"Demokrasiye sadece sandıkta müdahale edilebilir, bunun dışındaki her şey gayrimeşrudur." sayın başbakanımızın 31 temmuz tarihli tweeti dir. okuduğumda acaba kendisi demokrasi kavramının anlamını tam olarak biliyor mu diye düşünmemin yanı sıra, bildiğim kadarıyla sandığa müdahale edilmez; seçim zamanı insanlar sandığa gider oy kullanır ve o oyların sayılması sonucu parlamento üyeleri seçilir. kendisi sandığa nasıl bir müdahalede bulunmayı düşünüyor tam olarak anlayabilmiş değilim ve unutmayalım ki "dil ifşa eder".
edit: demokrasi kavram olarak zaten beraberinde sadece sandık kavramını getirmez. john j. patrick'in kategorileştirmesine bakacak olursak politik eğitimin dört temel aşaması vardır: bilgi, entellektüel yetenek, katılma isteği ve tutumlar. bunlar politik eğilimi yüksek vatandaşlar yaratma güdüsü ile ilişkilidir. modern dünyada eğitim hizmetleri büyük ölçüde iktidarın tekelindedir. eğer yurttaşlık eğitimi, çoğulcu değerleri gözeten bir şekilde gerçekleşirse birey de kendi kültürünü sürdürebilir. fakat bu süreç demokratize edilmezse, bireyin gelişimi, hükümete uygun bir alet olarak kalır. sadece sandığa gidip 4 senede bir oy kullanmak politik endoktrinasyondan başka birşey değildir. "sandığa git oyunu ver, sonrasında ülkede olan biten hiçbir şeyle ilgilenme" rte hükümetinin meşru göstermeye çabaladığı özgül ideolojidir. politik eğitimli yurttaş ise bunun dışında kalmalıdır. bireylerin yönetime katılması büyük ölçüde eğitimle ilgilidir. bunu bakanın "eğitimi yüksek kitleden oy alamıyoruz" açıklamasında da gördük zaten topluma biçim ve yön verebilmek için geniş yurttaş yığınlarının yaşanan koşullarda toplumsal ortamın niteliklerinin ne olduğunu, nasıl işlediğini, nasıl değiştirilip geliştirilebileceğini bilmesi zorunludur. içinde yaşadığı toplumun gerçeğinin niteliğini, özelliklerini bilmeyen insanlar bunları önlemenin de yolunu bilmez; böylece kendilerini yönetemezler. buradan yola çıkarsak , insanlara sürekli demokrasinin yanında sandık sözünün söylenmesi aslında subliminal bir mesajdır ve demokrasi eşittir sandık söylemine çıkarız ki, bu da demokrasi kavramının tanımını daraltır. modern demokrasiler çoğunlukçu değil, çoğulculuk kavramında sağlıklı işler. bağımsız medya, insanların gösteri yapabilme özgürlüğü, dernekleşme ve sendikal haklarını savunabilme, çok kültürlülüğün dile getirilebilmesi sandık demokrasisinden çıkışı gerektirir ve politik eğitimli yurttaşın sahip olması gereken melekelerdir. tüm bu yazılanlar ise ateist bir söylem olmaktan ziyade politik bilimde hem lisans hem de yüksek lisans yapmış kişinin eğitimli süzgecinden damıtılmış bilgilerdir. ve yineliyorum "dil ifşa eder".

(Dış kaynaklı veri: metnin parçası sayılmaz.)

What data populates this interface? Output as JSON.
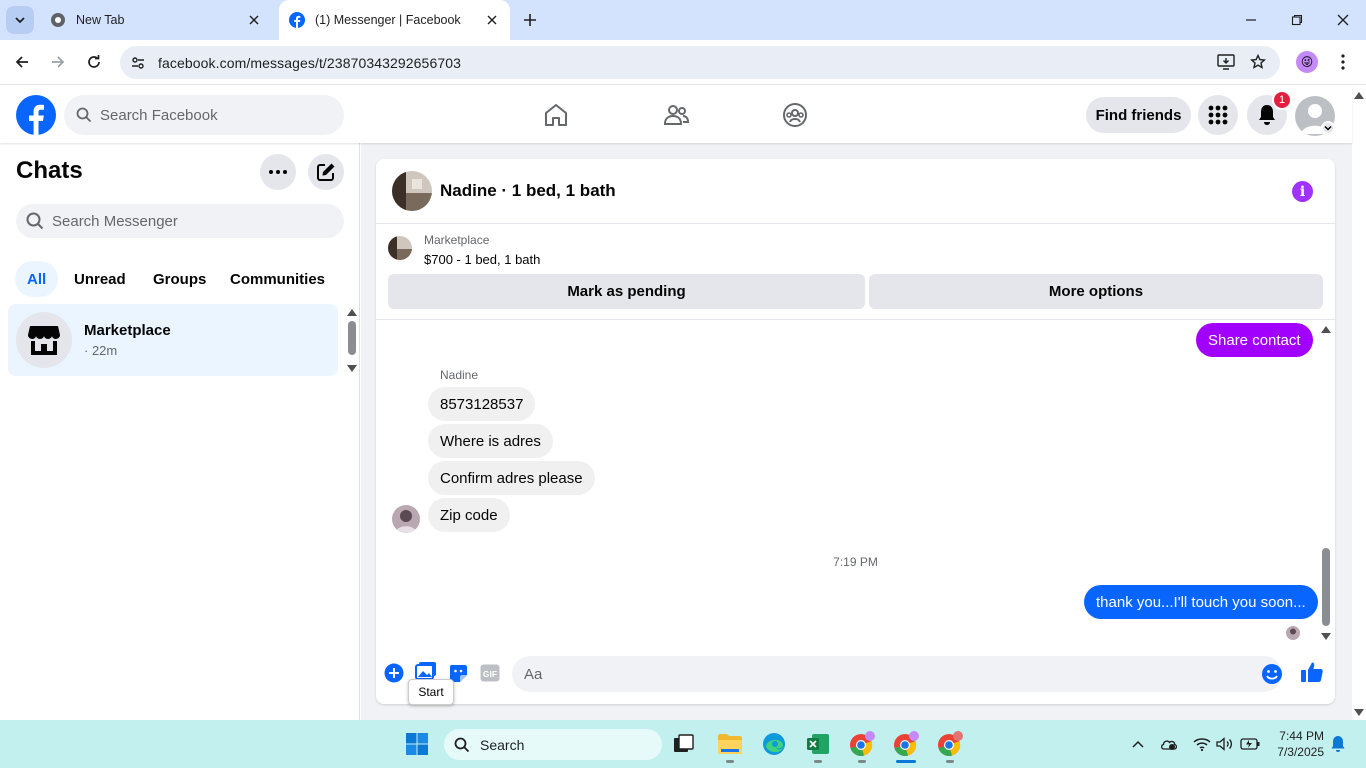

demokrasi kavramından anladığı tek şey "4 senede bi' sandığa gidip oy kullanmak." olan kişi beyanı. %10 barajının altında kalmış bir partiye oy veren kişi ne yapsın? oyunun iktidar partisi lehine görünmesine mi yansın yoksa sistemin onu yok saymasına mı?

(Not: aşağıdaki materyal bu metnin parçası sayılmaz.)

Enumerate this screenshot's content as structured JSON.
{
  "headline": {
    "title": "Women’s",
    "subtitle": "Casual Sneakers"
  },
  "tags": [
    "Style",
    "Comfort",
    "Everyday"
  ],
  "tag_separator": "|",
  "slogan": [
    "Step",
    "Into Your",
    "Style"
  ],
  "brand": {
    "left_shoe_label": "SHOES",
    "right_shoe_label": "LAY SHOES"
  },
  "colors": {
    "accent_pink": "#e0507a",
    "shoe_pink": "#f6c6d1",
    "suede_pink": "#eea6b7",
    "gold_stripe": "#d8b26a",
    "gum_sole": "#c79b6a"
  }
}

demokrasiyi sandıktan ibaret sayan kişi sözü. "madem sandığa bu kadar önem veriyorsun, esad %92 oyla seçildiği halde niye diktatör diyorsun?" sorusunu akla getirir.

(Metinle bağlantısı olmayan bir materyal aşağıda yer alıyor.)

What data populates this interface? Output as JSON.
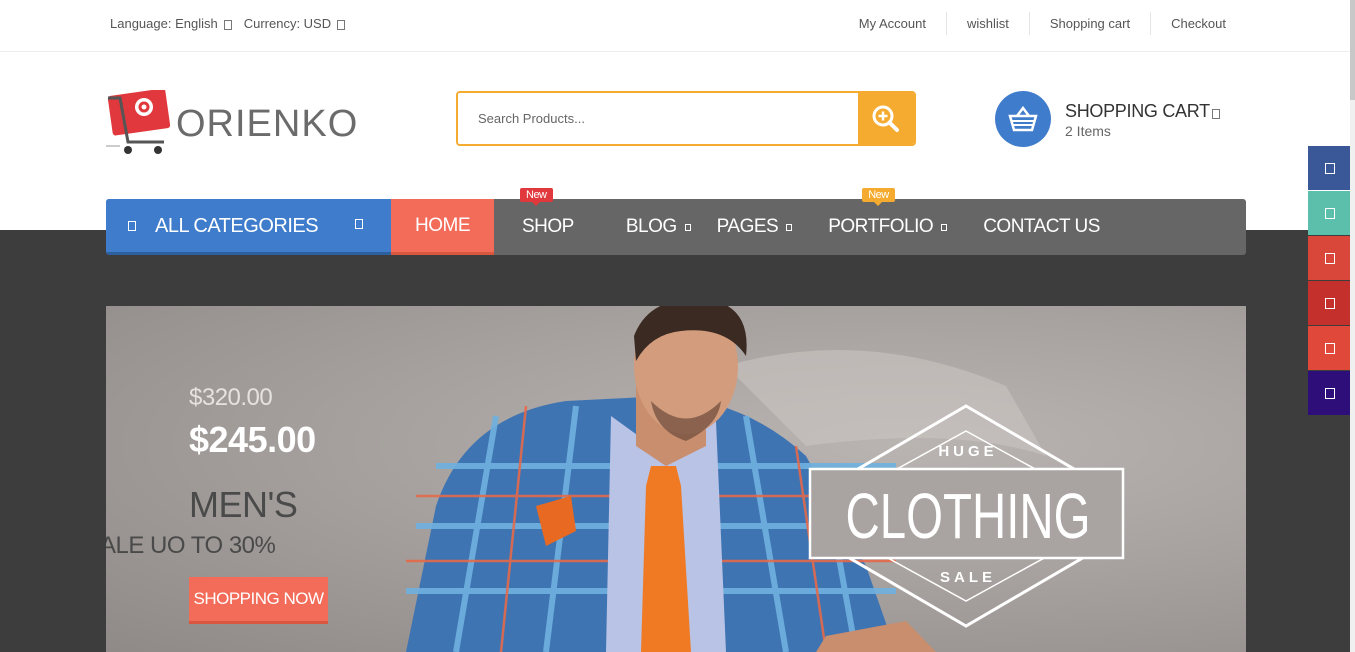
{
  "topbar": {
    "language": "Language: English",
    "currency": "Currency: USD",
    "links": [
      "My Account",
      "wishlist",
      "Shopping cart",
      "Checkout"
    ]
  },
  "logo": {
    "text": "ORIENKO"
  },
  "search": {
    "placeholder": "Search Products..."
  },
  "cart": {
    "title": "SHOPPING CART",
    "items": "2 Items"
  },
  "nav": {
    "categories_label": "ALL CATEGORIES",
    "items": [
      {
        "label": "HOME"
      },
      {
        "label": "SHOP",
        "badge": "New"
      },
      {
        "label": "BLOG"
      },
      {
        "label": "PAGES"
      },
      {
        "label": "PORTFOLIO",
        "badge": "New"
      },
      {
        "label": "CONTACT US"
      }
    ]
  },
  "hero": {
    "old_price": "$320.00",
    "price": "$245.00",
    "title": "MEN'S",
    "subtitle": "ALE UO TO 30%",
    "button": "SHOPPING NOW",
    "badge_top": "HUGE",
    "badge_main": "CLOTHING",
    "badge_bottom": "SALE"
  },
  "colors": {
    "accent_orange": "#f5ab2f",
    "accent_blue": "#3f7ccc",
    "accent_coral": "#f36c5a",
    "swatches": [
      "#3a5797",
      "#5bbfac",
      "#d9473a",
      "#c4302b",
      "#e0483a",
      "#2e0f7a"
    ]
  },
  "badge_colors": {
    "shop": "#e0383c",
    "portfolio": "#f5ab2f"
  }
}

demokrasiyi 5 senede bir sandığa gidip geri kalan 5 sene sus pus oturmak zannedenlerin götünden uydurduğu demokrasi tanımıdır.
demokrasilerde halk hükümetten vergilerin, izlediği politikaların, yaptıkları yanlışların hesabını sorar.türkiye de ise değil hesap sormak çalışmadıkları yerden soru sormak bile yasak.
şimdi siktirin gidin kumda oynayın.kumdan demokrasi felan yapın ne biliyim.